For Kuderer, the accelerated approval is only a first step. “The trial included few or no patients with high TMB for many tumor types of interest, and we still need to study responses in larger numbers of patients for most tumor types to reliably understand which patients are most likely to respond to the drug,” she says. Kuderer points out that the medical community needs to see additional data to better define what should be considered high TMB in each tumor type. Prior studies have shown that some tumor types show a reasonable chance to respond to immunotherapy only at higher TMB levels than the threshold of 10 or more mutations per million base pairs used in the FDA approval.
Vinay Prasad, a medical oncologist at the University of California, San Francisco, and Alfredo Addeo, an oncologist at the Geneva University Hospital in Switzerland, criticized the approval in an editorial published in the September 2020 issue of the Annals of Oncology, laying out twelve reasons why the FDA’s decision was unwise.
An important omission, argues Prasad, is the lack of meaningful data on frequently occurring cancer types. Prasad gives the example of a prostate cancer patient whose cancer meets the definition of high TMB and who has limited options for therapy. “Should I give the patient [Keytruda] or another drug? I do not know. Keytruda is approved for this patient but there is no trial data on prostate cancer.” Prasad adds that the answer will not likely ever be available because of the limited requirement of the manufacturer to follow up and test patients with a wide range of tumor types.
An additional criticism involves the survival results from the phase II trial. The median overall survival was actually higher in the patients who did not have a high TMB, for whom the drug is not approved. These patients who did not have high TMB and took Keytruda lived a median 13 months, compared to 11.7 months for people with high TMB who took Keytruda.
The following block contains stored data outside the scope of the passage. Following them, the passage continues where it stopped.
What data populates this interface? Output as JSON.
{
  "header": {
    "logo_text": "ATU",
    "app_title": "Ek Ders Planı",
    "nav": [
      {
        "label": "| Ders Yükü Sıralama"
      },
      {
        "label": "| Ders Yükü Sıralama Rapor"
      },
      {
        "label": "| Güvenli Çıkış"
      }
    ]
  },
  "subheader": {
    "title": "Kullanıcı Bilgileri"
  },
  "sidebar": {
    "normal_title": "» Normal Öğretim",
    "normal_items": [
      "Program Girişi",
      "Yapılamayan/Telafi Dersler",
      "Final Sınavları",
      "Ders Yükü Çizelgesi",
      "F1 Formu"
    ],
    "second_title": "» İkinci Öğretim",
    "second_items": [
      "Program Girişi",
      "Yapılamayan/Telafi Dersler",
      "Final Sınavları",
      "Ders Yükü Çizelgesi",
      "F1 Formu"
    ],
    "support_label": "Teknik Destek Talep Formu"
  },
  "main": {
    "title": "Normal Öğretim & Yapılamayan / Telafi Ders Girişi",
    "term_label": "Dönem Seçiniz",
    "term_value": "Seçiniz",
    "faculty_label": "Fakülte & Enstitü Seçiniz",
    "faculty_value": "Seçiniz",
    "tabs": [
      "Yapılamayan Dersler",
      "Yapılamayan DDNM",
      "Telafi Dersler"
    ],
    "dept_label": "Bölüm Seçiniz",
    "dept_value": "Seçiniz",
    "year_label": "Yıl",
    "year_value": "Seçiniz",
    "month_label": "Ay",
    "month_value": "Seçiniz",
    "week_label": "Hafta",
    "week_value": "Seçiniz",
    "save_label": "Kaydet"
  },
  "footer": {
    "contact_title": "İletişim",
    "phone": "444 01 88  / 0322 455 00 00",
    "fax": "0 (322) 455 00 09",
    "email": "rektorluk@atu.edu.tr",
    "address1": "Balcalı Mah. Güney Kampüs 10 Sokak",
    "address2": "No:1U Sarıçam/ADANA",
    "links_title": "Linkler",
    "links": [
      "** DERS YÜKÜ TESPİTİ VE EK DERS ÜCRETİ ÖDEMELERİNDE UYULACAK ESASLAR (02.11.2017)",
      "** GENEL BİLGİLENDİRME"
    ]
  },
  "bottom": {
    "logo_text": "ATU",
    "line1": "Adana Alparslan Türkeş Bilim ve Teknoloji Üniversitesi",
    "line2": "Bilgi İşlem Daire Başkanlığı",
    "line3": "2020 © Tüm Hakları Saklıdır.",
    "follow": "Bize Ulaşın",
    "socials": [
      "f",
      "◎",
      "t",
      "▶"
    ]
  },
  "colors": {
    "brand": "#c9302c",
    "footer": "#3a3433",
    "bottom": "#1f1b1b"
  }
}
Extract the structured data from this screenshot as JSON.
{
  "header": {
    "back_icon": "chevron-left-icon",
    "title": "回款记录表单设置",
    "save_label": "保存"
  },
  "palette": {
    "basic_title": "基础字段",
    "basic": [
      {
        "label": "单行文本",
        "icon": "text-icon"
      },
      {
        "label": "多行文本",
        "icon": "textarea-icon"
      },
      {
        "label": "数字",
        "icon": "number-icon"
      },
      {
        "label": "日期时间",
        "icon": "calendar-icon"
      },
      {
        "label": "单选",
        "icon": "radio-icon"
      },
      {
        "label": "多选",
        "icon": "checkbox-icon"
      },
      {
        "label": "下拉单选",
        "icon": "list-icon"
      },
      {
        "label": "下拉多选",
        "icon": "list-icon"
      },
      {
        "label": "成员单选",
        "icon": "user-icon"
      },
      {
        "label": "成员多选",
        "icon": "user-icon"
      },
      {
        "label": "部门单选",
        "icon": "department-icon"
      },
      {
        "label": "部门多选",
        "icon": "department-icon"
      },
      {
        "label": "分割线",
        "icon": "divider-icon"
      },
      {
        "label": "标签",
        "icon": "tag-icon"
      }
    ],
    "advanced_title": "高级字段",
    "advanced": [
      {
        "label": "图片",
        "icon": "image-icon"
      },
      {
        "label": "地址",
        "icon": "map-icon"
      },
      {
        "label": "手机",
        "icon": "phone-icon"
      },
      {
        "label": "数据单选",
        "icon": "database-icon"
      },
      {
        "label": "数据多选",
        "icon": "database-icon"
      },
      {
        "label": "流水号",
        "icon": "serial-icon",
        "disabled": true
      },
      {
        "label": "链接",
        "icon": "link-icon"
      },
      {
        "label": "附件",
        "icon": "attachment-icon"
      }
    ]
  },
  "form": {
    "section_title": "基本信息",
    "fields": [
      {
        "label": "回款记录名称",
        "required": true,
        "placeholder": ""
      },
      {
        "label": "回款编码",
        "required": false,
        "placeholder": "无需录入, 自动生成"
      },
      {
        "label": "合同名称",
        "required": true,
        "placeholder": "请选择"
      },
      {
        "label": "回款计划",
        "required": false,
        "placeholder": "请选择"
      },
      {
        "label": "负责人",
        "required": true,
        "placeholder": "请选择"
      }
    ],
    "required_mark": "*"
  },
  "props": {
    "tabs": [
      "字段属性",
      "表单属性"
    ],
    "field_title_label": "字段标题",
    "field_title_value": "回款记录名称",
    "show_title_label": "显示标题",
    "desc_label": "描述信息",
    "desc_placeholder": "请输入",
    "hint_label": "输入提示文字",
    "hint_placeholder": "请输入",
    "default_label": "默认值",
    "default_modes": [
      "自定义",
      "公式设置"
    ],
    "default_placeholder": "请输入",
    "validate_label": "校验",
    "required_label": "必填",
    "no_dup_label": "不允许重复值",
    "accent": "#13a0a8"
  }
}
With the high cost of Keytruda—which has a list price of more than $165,000 over the course of a year—oncologists and patients have a right to know whether a patient is likely to respond to therapy before prescribing the drug, Prasad says.
“This is the absolutely lowest bar for drug approval, allowing a company to sell their expensive drugs,” Prasad told Cancer Today. “Which patients will benefit from receiving this therapy? We really don’t know. The study results do not provide useful information for oncologists to make good therapeutic decisions for their patients.”